I played around with these a bit. We see that the local model does not always make better use of the disambiguating data, as in the case of Pu=0.1 (the last plot), but it often does. In general, it seems like if U is small relative to N, and Pu is not much smaller than Pn, the local model gets a bigger jump from U than the global model. This confirms our earlier finding that a cross situational learner dilutes the few but highly informative learning instances: Δp (Pursuit-like local learner) is much bigger than Δx (cross situational learner) and Δwx (weighted cross situational learner) especially when Pu >PN. The intuition is quite simple. For the N instances, especially if N is modestly large, CAT and DOG will be more or less a tie. During the U instances, the probability of not picking DOG at least some of times, thereby building an advantage over CAT, decreases close to exponentially.

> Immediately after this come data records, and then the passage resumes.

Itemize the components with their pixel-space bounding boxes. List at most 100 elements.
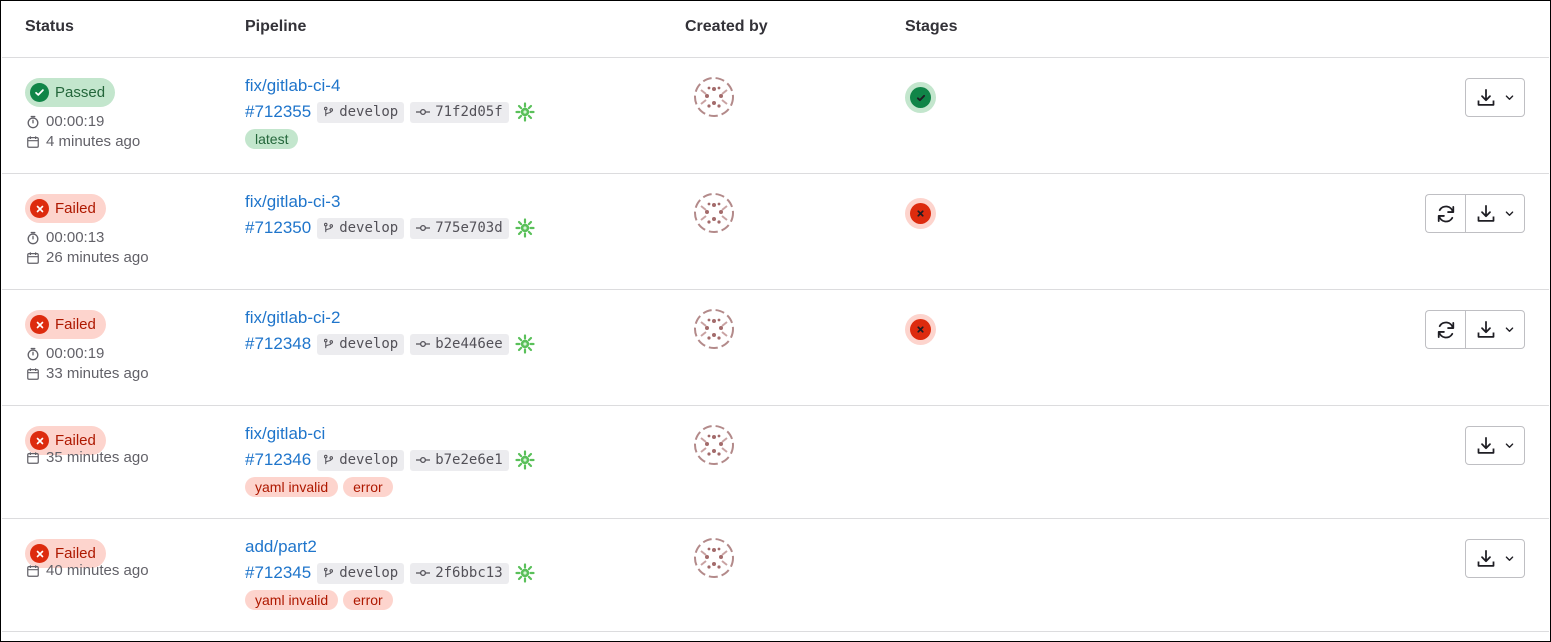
status-badge[interactable]: Failed xyxy=(25,194,106,223)
tag-badge: error xyxy=(343,477,393,497)
pipeline-tags: latest xyxy=(245,129,299,149)
commit-chip[interactable]: b2e446ee xyxy=(410,333,509,355)
commit-sha: 71f2d05f xyxy=(435,104,503,120)
table-row: Failed 40 minutes ago add/part2 #712345 deve… xyxy=(2,519,1549,632)
pipeline-refs: #712355 develop 71f2d05f xyxy=(245,100,535,124)
user-avatar[interactable] xyxy=(693,192,735,234)
finished-text: 26 minutes ago xyxy=(46,249,149,266)
download-icon xyxy=(1476,549,1496,569)
timer-icon xyxy=(26,115,46,129)
tag-badge: error xyxy=(343,590,393,610)
download-icon xyxy=(1476,320,1496,340)
user-avatar[interactable] xyxy=(693,537,735,579)
timer-icon xyxy=(26,347,46,361)
commit-icon xyxy=(416,107,435,117)
finished-text: 40 minutes ago xyxy=(46,562,149,579)
pipeline-id-link[interactable]: #712348 xyxy=(245,334,311,354)
branch-chip[interactable]: develop xyxy=(317,333,405,355)
header-pipeline: Pipeline xyxy=(245,18,307,35)
status-label: Failed xyxy=(55,432,96,449)
retry-button[interactable] xyxy=(1425,310,1465,349)
retry-button[interactable] xyxy=(1425,194,1465,233)
chevron-down-icon xyxy=(1504,92,1515,103)
user-avatar[interactable] xyxy=(693,308,735,350)
status-badge[interactable]: Failed xyxy=(25,310,106,339)
download-artifacts-dropdown[interactable] xyxy=(1465,194,1525,233)
duration: 00:00:19 xyxy=(26,345,104,362)
committer-avatar-icon[interactable] xyxy=(515,218,535,238)
status-failed-icon xyxy=(30,431,49,450)
table-row: Failed 00:00:19 33 minutes ago fix/gitlab-c… xyxy=(2,290,1549,406)
table-row: Failed 35 minutes ago fix/gitlab-ci #712346… xyxy=(2,406,1549,519)
finished-time: 40 minutes ago xyxy=(26,562,149,579)
branch-icon xyxy=(323,454,339,466)
pipeline-refs: #712348 develop b2e446ee xyxy=(245,332,535,356)
branch-chip[interactable]: develop xyxy=(317,101,405,123)
pipeline-name-link[interactable]: fix/gitlab-ci-3 xyxy=(245,192,340,212)
pipeline-id-link[interactable]: #712355 xyxy=(245,102,311,122)
download-icon xyxy=(1476,88,1496,108)
pipeline-id-link[interactable]: #712345 xyxy=(245,563,311,583)
committer-avatar-icon[interactable] xyxy=(515,334,535,354)
stage-failed-icon[interactable] xyxy=(905,198,936,229)
download-icon xyxy=(1476,436,1496,456)
commit-icon xyxy=(416,339,435,349)
commit-chip[interactable]: 775e703d xyxy=(410,217,509,239)
calendar-icon xyxy=(26,564,46,578)
pipeline-refs: #712345 develop 2f6bbc13 xyxy=(245,561,535,585)
branch-icon xyxy=(323,222,339,234)
pipeline-name-link[interactable]: add/part2 xyxy=(245,537,317,557)
branch-chip[interactable]: develop xyxy=(317,562,405,584)
branch-name: develop xyxy=(339,336,399,352)
finished-text: 33 minutes ago xyxy=(46,365,149,382)
commit-chip[interactable]: b7e2e6e1 xyxy=(410,449,509,471)
download-artifacts-dropdown[interactable] xyxy=(1465,539,1525,578)
download-artifacts-dropdown[interactable] xyxy=(1465,426,1525,465)
commit-chip[interactable]: 2f6bbc13 xyxy=(410,562,509,584)
committer-avatar-icon[interactable] xyxy=(515,102,535,122)
retry-icon xyxy=(1435,203,1457,225)
calendar-icon xyxy=(26,135,46,149)
branch-icon xyxy=(323,106,339,118)
finished-time: 4 minutes ago xyxy=(26,133,140,150)
status-failed-icon xyxy=(30,315,49,334)
status-label: Passed xyxy=(55,84,106,101)
pipeline-name-link[interactable]: fix/gitlab-ci-4 xyxy=(245,76,340,96)
duration-text: 00:00:19 xyxy=(46,113,105,130)
row-actions xyxy=(1465,78,1525,117)
header-status: Status xyxy=(25,18,74,35)
user-avatar[interactable] xyxy=(693,76,735,118)
branch-chip[interactable]: develop xyxy=(317,217,405,239)
committer-avatar-icon[interactable] xyxy=(515,450,535,470)
branch-chip[interactable]: develop xyxy=(317,449,405,471)
status-badge[interactable]: Passed xyxy=(25,78,116,107)
chevron-down-icon xyxy=(1504,553,1515,564)
pipeline-id-link[interactable]: #712346 xyxy=(245,450,311,470)
row-actions xyxy=(1465,539,1525,578)
download-artifacts-dropdown[interactable] xyxy=(1465,78,1525,117)
pipelines-table: Status Pipeline Created by Stages Passed… xyxy=(0,0,1551,642)
pipeline-tags: yaml invalid error xyxy=(245,590,393,610)
download-artifacts-dropdown[interactable] xyxy=(1465,310,1525,349)
finished-time: 26 minutes ago xyxy=(26,249,149,266)
calendar-icon xyxy=(26,367,46,381)
finished-time: 35 minutes ago xyxy=(26,449,149,466)
commit-icon xyxy=(416,568,435,578)
committer-avatar-icon[interactable] xyxy=(515,563,535,583)
tag-badge: latest xyxy=(245,129,299,149)
stage-failed-icon[interactable] xyxy=(905,314,936,345)
status-label: Failed xyxy=(55,200,96,217)
commit-sha: b2e446ee xyxy=(435,336,503,352)
timer-icon xyxy=(26,231,46,245)
calendar-icon xyxy=(26,251,46,265)
commit-chip[interactable]: 71f2d05f xyxy=(410,101,509,123)
stage-passed-icon[interactable] xyxy=(905,82,936,113)
branch-name: develop xyxy=(339,220,399,236)
branch-name: develop xyxy=(339,565,399,581)
pipeline-name-link[interactable]: fix/gitlab-ci xyxy=(245,424,325,444)
user-avatar[interactable] xyxy=(693,424,735,466)
retry-icon xyxy=(1435,319,1457,341)
pipeline-id-link[interactable]: #712350 xyxy=(245,218,311,238)
pipeline-name-link[interactable]: fix/gitlab-ci-2 xyxy=(245,308,340,328)
finished-text: 4 minutes ago xyxy=(46,133,141,150)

Lila, John and their colleagues have done considerable work to analyze the actual degree of referential ambiguity of word learning (Cartmill et al. 2013, PNAS), using the tried and true Human Simulation Paradigm (Gillette et al. 1999). The general conclusion is congruent with the formal analysis here as well as our earlier simulations. The referential ambiguity of words is generally very high. In most cases, people (i.e., college undergraduates who are socially and linguistically very capable) are pretty bad at guessing word meanings but occasionally everyone gets it right. These moments of epiphany are rare but incredibly useful: so Pursue them!
-----* Congratulations to Elissa Newport, winner of the 2015 Benjamin Franklin medal for Computer and Cognitive Science: hence the title as a fitting tribute to one of her famous suggestions. I also thank my co-conspirators Jon, John and Lila for discussion. They agree with me in spirit though they should not be held responsible for any faux pas that I may have committed here.
 Note that strictly speaking, a “true” cross situational learner should choose DOG over CAT 100% of the time because DOG is present more often than CAT (if U>0). But in practice, this is not how things work. First, if this were how cross situational learning worked, then human subjects in all such learning conditions would be at 100% ceiling: no one does that well, and all the evidence for cross situational learning is established on the result that the learner is more likely to select the “target” than the distractors, but nowhere near perfection. (Indeed, a cross situational learning model outperforms human subjects in a typical cross situational learning experiment: here doing better is not a good thing.) Second, if we place ourselves in a computational setting, a model can only learn a meaning if the meanning is considerably better than its competitors. This turns into the dark art of parameter tuning: find a threshold for the weight of evidence so that anything above the line is considered learned and anything below is for further studies. Believe me: just taking the winner regardless its advantage over the competitors will give you a lot of false positives on anything remotely resembling actual language data. Thus, the cross situational learner is in practice probabilistic, and the term Δx quantifies the statistical weight of evidence for DOG over CAT.